Seacrest then asked what she’ll do now on Saturday nights, but McKinnon is still figuring that out.
“I don’t know what I will do,” she said. “I don’t know that I can watch the show yet because it’s too emo because I miss everyone so much. It’s my family, it’s too emo. So I think I’m just going to tape ‘The Bachelorette’ and watch it.”
McKinnon holds the record as the longest running female cast member in “SNL” history.
In May, Pete Davidson, Aidy Bryant and Kyle Mooney also departed the NBC show.
Kahlo to be subject of musical:
Frida Kahlo, whose art is as immediate and unsentimental as her own fight with adversity, will be the subject of an upcoming musical with music by Mexican composer Jaime Lozano and lyrics by playwright Neena Beber.
The musical has the blessing of the Kahlo
family — universal rights owners of the Frida Kahlo estate represented by Alfonso Duran — alongside BTF Media and theatrical producer Valentina Berger. A workshop is planned for 2023.

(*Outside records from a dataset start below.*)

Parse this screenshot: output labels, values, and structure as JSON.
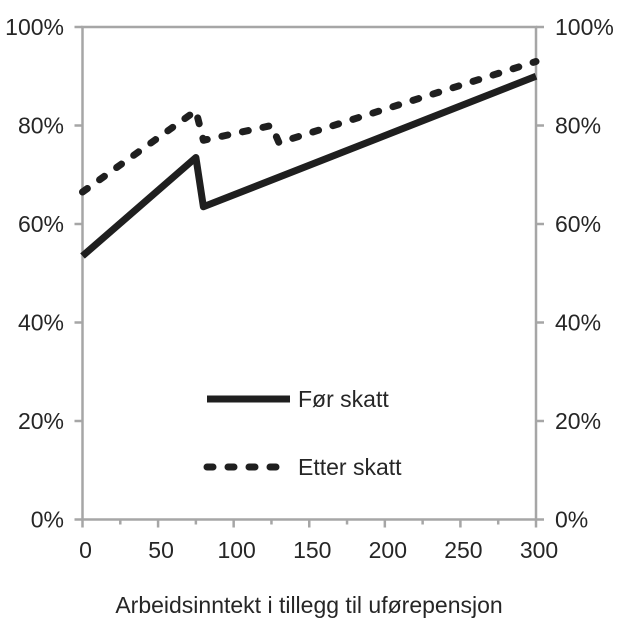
{
  "chart_data": {
    "type": "line",
    "title": "",
    "xlabel": "Arbeidsinntekt i tillegg til uførepensjon",
    "ylabel": "",
    "xlim": [
      0,
      300
    ],
    "ylim": [
      0,
      100
    ],
    "grid": false,
    "dual_y_axis": true,
    "x_tick_labels": [
      "0",
      "50",
      "100",
      "150",
      "200",
      "250",
      "300"
    ],
    "x_ticks": [
      0,
      50,
      100,
      150,
      200,
      250,
      300
    ],
    "x_minor_ticks": [
      25,
      75,
      125,
      175,
      225,
      275
    ],
    "y_ticks": [
      0,
      20,
      40,
      60,
      80,
      100
    ],
    "y_tick_labels": [
      "0%",
      "20%",
      "40%",
      "60%",
      "80%",
      "100%"
    ],
    "legend_position": "inside-bottom-center",
    "colors": {
      "line": "#1f1f1f",
      "axis": "#a6a6a6",
      "text": "#262626",
      "background": "#ffffff"
    },
    "series": [
      {
        "name": "Før skatt",
        "style": "solid",
        "color": "#1f1f1f",
        "points": [
          [
            0,
            53.5
          ],
          [
            75,
            73.5
          ],
          [
            80,
            63.5
          ],
          [
            300,
            90
          ]
        ]
      },
      {
        "name": "Etter skatt",
        "style": "dashed",
        "color": "#1f1f1f",
        "points": [
          [
            0,
            66.5
          ],
          [
            75,
            83
          ],
          [
            80,
            77
          ],
          [
            125,
            80
          ],
          [
            130,
            76.5
          ],
          [
            300,
            93
          ]
        ]
      }
    ]
  }
}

The planned musical — called “Frida, The Musical” — will follow Kahlo’s journey from Mexico City to Paris and New York, and finally back home to the house of her birth. Producers call it “a full-throated celebration of Kahlo’s joyous spirit of creativity and her unmatched gift for transforming physical and emotional pain into breathtaking beauty.”
Actor Blacque dies:
Taurean Blacque, an Emmy-nominated actor who was known for his
role as a detective on the 1980s NBC drama series “Hill Street Blues,” has died at age 82.
Blacque’s family announced in a statement Thursday that Blacque died in Atlanta following a brief illness.
The actor portrayed the streetwise detective Neal Washington during the entire run of “Hill Street Blues,” from 1981 to 1987. Blacque earned an Emmy nomination for best supporting actor in a drama series in 1981.
Blacque also starred with Vivica Fox on the NBC soap opera “Generations,” and had guest roles on television series such as “Sanford and Son,” “What’s Happening,” “Good Times,” “Taxi” and “The Bob Newhart Show.”